A movement and the tiniest of whimpers couldn't have caught Rei's attention faster if they were stars flaring in the night sky. She stepped further into the room and peered around her bed.

Usagi had wedged herself between Rei's bed and the bookcase. It was an impossibly small space, but then impossibly small was exactly how Usagi looked. She huddled there, afraid to move, afraid to breathe.

The smile probably couldn't be seen in dim light. Rei smiled anyway. She let her warmth and comfort flow. She never knew if Usagi felt it, but if there was even a tiny chance she did, Rei would take it. She would've poured out every ounce of herself, emptied herself completely, if it would help.
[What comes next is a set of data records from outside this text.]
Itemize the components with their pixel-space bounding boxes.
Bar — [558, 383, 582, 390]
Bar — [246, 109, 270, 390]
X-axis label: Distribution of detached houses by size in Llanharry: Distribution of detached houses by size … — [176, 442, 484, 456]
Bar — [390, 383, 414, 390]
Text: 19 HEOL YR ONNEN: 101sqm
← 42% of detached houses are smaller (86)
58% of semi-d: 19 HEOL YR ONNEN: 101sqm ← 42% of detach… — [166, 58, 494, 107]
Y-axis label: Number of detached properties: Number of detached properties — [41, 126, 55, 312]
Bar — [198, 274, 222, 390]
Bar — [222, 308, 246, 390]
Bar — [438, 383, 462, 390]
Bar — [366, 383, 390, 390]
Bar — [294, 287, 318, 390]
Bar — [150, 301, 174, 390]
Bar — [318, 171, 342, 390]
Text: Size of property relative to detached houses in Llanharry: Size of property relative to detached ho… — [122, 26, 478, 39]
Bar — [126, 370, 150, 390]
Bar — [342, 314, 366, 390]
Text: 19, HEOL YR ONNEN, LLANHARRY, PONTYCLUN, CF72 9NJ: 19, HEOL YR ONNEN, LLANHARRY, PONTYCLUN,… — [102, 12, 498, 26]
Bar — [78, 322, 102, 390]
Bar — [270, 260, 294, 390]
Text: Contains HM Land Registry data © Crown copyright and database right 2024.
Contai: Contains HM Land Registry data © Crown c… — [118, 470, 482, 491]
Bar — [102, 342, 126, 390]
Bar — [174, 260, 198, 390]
Slowly – the most agonizing slowness, reaching a level of patience that would've surprised anyone who knew her – Rei lowered herself to the floor. She sat on her shins but didn't reach out. She simply sat in the dark, supplicant, as she might sit before the Sacred Fire.

Then Rei began to sing.

She wasn't sure what made her sing that first time. Desperation, maybe. She had to do something. Words weren't working, so she turned to her other language, the one where she could say all the things she didn't know how to say. Soon, Usagi had been able to move again, and had kissed her cheek, and cried in her arms. Now, Rei no longer wasted time on words.

She forged a channel between her heart and her voice, and waited.

How long? It didn't matter.

She felt Usagi's hand on her leg and reached out. Her voice didn't falter as Usagi seized it and held on, like it was her only weapon against an army of terrors.

Her voice didn't waver as Usagi laid her head in Rei's lap and stayed there, the simple movement thoroughly exhausting her.

Her voice didn't tremble as she ran her fingers through Usagi's hair, willing her touch to heal the fractures left by Pharaoh 90.

She would never stop trying to do more, but for now, she simply did this.

Rei kept watch over her Princess, and sang.